Government Issues High-Risk Alert For Google Chrome Users: Critical Update Recommended. Here's Why
The CERT-In advisory specifically applies to Google Chrome desktop versions earlier than 131.0.6778.204/.205 for Windows and Mac
Google Chrome Alert: The Indian Computer Emergency Response Team (CERT-In) has issued a high-severity advisory for Google Chrome users, highlighting multiple security vulnerabilities that pose significant risks to systems.
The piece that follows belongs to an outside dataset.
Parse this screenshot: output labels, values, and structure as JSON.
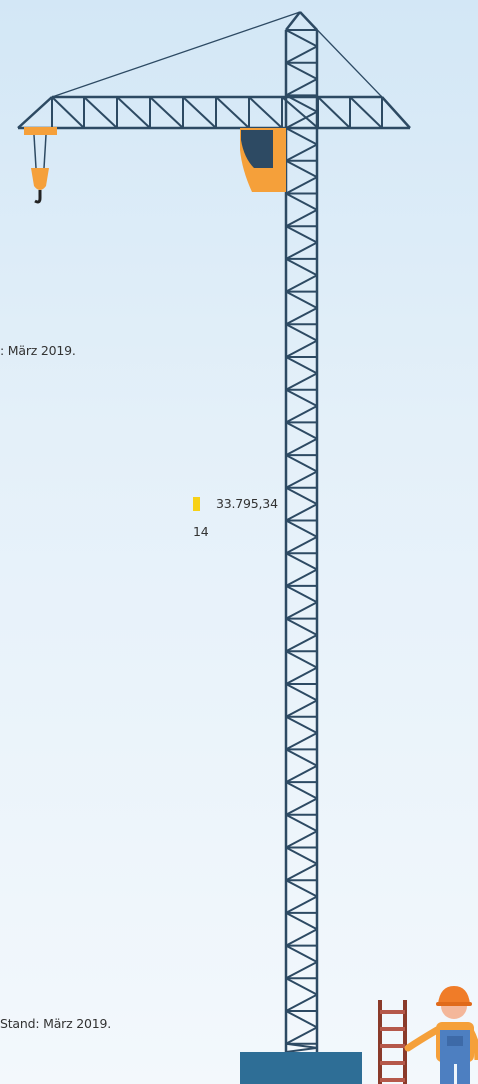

The advisory, issued under the Ministry of Electronics and Information Technology, warns that these flaws could allow remote attackers to gain unauthorised access or disrupt targeted systems.
Who Is At Risk?
The advisory specifically applies to Google Chrome desktop versions earlier than 131.0.6778.204/.205 for Windows and Mac and versions prior to 131.0.6778.204 for Linux. CERT-In has labelled these vulnerabilities with a “high severity” risk level, indicating the potential for serious consequences, including data theft and system instability.
Both individual users and organisations relying on Chrome for daily operations are advised to act swiftly.
What Are The Vulnerabilities?
According to CERT-In, the identified vulnerabilities could enable attackers to execute arbitrary code or trigger denial-of-service (DoS) conditions. The issues stem from flaws such as:
- Type Confusion in V8: A JavaScript engine error that could lead to incorrect execution of code.
- Out-of-Bounds Memory Access in V8: An error that allows access beyond allocated memory, creating opportunities for exploitation.
- Out-of-Bounds Write and Use-After-Free in Compositing: Flaws that could allow attackers to overwrite sensitive data or reuse memory improperly, potentially leading to system crashes or unauthorised control.
How To Stay Protected
CERT-In strongly advises users to update their browsers immediately to mitigate risks. Google has already released updates addressing these vulnerabilities. The latest stable versions are 131.0.6778.204/.205 for Windows and Mac and 131.0.6778.204 for Linux.
Users should enable automatic updates to ensure their systems remain secure against future threats. Keeping browsers up to date is a critical step in safeguarding against evolving cyber risks.